Marketing management: applying the concept of the mix

  • Claudio Vignali

    Student thesis: Doctoral Thesis

    Abstract

    One of the key concepts within the marketing literature remains the 'marketing mix.' An unexamined element of this mix remains, to pursue the cooking metaphor, the way in which the chef is able to balance the various ingredients to achieve a palatable dish. Therefore, the impetus behind this thesis is this lack in the literature. The approach to remedy this lack is developed through Action Research. The original notion of the marketer as a mixer of ingredients strongly suggests that marketing was (and remains) largely a craft. As practitioners within the craft, managers require devices to guide them in their everyday operations. However, the use and effectiveness of such 'heuristic devices' by practising marketers remains little explored. Matrix schemas have always been traditionally used, by both academics and practitioners, in the development and interpretation of both strategy and tactics in marketing. While the strategic schemas have attained the status of dogma (the Boston Box, for example), at the tactical level,use of the marketing mix has never reached such heights, (apart from an occasional stress on the need for the 'blending of ingredients').

    As marketing has developed as a craft, numerous definitions have been offered. Today there are several different authoritative, but accepted definitions. The Chartered Institute of Marketing [CIM] and the American Marketing Association [AMA] define marketing as:

    'Marketing [management] is the process of planning and executing the conception of pricing, promotion, and distribution of ideas, goods and services that satisfy organisational objectives.' [Fifield & Gilligan, 1996; 2] A clear understanding of the development of the matrix approach from the level of strategy to tactics in marketing is the essence of the published works.

    The marketing mix concept seems relatively simple. Since Culliton [1947] first carried out his study (amongst the major American companies of his time), the notion of managers within the marketing function as 'mixers of ingredients' has enjoyed wide currency. Culliton's study included a full examination of a number of case histories and the use by the participating companies of marketing ingredients. Borden [1964] expanded this work to a formal use of the term 'marketing mix' and he presented a list of mix constituents, based on Culliton's work. These developments were taken further by McCarthy [1964] in terms of simplification and classificatory order as the famous 4Ps.
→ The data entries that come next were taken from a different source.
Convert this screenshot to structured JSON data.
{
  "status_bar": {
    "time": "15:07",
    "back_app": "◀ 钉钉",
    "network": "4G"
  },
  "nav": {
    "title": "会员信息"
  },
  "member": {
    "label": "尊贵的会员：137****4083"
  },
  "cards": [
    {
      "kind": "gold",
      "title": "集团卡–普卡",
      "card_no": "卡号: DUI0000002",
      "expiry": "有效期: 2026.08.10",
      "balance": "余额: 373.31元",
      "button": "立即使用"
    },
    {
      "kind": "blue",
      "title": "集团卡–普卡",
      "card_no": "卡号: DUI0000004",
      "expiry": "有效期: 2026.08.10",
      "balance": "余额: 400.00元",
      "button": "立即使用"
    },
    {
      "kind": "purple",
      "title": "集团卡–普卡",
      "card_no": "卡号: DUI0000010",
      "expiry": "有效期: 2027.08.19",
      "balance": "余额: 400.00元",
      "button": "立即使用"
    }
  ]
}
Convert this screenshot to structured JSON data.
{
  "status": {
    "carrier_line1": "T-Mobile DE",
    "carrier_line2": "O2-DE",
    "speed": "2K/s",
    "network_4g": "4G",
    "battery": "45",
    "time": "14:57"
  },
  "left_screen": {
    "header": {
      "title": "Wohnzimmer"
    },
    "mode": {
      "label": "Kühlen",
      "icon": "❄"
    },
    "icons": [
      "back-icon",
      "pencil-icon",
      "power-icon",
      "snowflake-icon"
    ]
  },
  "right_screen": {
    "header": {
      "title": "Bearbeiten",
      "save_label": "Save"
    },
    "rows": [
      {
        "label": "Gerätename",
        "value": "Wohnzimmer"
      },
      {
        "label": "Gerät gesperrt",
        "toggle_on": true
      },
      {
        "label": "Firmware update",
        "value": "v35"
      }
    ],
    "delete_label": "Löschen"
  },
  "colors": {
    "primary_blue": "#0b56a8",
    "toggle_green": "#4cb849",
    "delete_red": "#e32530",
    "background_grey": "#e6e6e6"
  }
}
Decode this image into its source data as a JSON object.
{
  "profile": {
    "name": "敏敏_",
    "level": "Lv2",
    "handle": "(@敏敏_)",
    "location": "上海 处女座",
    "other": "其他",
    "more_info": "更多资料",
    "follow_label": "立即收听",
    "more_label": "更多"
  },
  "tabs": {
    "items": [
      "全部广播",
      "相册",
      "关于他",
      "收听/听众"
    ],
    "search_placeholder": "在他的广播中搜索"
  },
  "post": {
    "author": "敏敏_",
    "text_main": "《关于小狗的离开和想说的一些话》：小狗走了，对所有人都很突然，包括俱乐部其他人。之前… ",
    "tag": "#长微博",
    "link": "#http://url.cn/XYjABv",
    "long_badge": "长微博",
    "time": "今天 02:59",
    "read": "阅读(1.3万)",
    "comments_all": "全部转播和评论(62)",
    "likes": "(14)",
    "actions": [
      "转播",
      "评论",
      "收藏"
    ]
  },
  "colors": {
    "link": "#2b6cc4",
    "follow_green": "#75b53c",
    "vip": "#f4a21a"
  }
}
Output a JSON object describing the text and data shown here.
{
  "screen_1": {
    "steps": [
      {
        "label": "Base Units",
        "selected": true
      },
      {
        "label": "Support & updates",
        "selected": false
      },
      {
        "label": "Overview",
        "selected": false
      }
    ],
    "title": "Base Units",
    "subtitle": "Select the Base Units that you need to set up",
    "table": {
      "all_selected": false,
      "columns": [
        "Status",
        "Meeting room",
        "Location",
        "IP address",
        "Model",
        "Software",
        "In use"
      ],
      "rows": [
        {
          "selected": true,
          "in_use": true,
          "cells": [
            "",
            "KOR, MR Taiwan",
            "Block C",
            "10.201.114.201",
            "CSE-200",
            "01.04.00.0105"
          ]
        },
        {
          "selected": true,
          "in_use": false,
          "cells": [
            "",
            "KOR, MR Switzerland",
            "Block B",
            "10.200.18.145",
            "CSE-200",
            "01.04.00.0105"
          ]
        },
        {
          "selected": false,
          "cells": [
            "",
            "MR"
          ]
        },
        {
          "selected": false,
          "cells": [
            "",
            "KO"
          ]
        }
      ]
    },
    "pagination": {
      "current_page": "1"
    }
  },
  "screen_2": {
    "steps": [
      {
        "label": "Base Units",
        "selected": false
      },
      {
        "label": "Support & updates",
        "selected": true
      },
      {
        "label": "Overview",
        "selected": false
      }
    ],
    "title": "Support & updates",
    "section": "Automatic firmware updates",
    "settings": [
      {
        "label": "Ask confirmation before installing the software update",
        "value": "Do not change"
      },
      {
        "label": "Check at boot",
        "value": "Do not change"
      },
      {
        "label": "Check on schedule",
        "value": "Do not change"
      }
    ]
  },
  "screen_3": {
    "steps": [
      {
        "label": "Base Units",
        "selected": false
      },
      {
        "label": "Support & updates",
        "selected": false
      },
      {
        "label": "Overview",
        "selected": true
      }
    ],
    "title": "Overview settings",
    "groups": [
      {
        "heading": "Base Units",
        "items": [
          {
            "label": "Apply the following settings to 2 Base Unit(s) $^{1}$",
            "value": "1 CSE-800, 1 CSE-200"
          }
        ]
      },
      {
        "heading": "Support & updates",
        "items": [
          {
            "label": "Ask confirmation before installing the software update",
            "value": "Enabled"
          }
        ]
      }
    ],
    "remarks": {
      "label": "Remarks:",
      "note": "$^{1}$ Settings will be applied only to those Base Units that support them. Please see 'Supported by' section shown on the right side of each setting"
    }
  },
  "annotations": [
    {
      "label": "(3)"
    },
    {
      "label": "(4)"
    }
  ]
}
It is now just over 30 years since McCarthy provided this gloss on Borden's work and offered a generic marketing mix [product, price, promotion and place] as a means of translating marketing planning and tactics into practice [Bennett 1997:151]

    This eventually led to Kotler [2000) defining the mix as being 'A set of marketing tools that a firm uses to pursue its objectives.' Thus, ingredients become tools and the analogy changes.

    McCarthy's 4Ps classification of the marketing mix variables has received acceptance in past decades.

    However, in recent years increasing criticism of this approach has been voiced in academic circles (Van Waterschoot, 1992, p.83). It is believed by some academics that this paradigm is beginning to lose its position (Gronroos, 1994, Gronroos, 1992, Sheth 1988). It is sometimes called 'traditional' or out-dated (Shimpock-Viewg,/1993, Lane, /1988, Turnbull, 1987). Over the past few years, it has been argued that marketing is concerned not just with the original 4Ps and the various elements associated with them, but also with less controllable variables (or ingredients, or tools) such as people, processes and service evidence. (Rafiq, 1995). However, the shifts from 'ingredients' to 'tools' to 'variables' hints at an underlying confusion as to the conceptual status of the artefacts described.

    Borden's work has the merit that his classificatory schema derives directly from empirical evidence. Borden reflected this basis when he identified the need to record within case studies evidence of what was being mixed in the marketing domain. Later extensions do not, by and large, have this merit. There have been no published studies which replicate Culliton's original work. Extensions to the mix (the conceptual device contributed by Borden) and the distilled formulation of the mix offered by McCarthy rely on conceptual processes only. The nature of the extensions seems clear, but they rest on different assumptions about how the world of the marketing manager should be construed. This thesis draws on several case studies of the world of marketing managers and a test of the 4P's framework within that world as its modus operandi. The examination uses a process of 'Action Research'. It thus is placed in the tradition established by Culliton in his pioneering work. Unlike Culliton, the work does no flow from a considered execution of a single research design, but has emerged in the search for consistency in marketing management, as pursued with the manager themselves. In essence, the Action Learning method of research has been adopted. The outcome, a new model for application, is seen as the contribution to knowledge. In essence the thesis pulls together the understanding and criticisms that both practitioners and academics need to investigate the gaps that exist in marketing management research. The importance of a company's participation as being integral to the action it takes and the solutions it prescribes is the essence of the Action Research and the model process.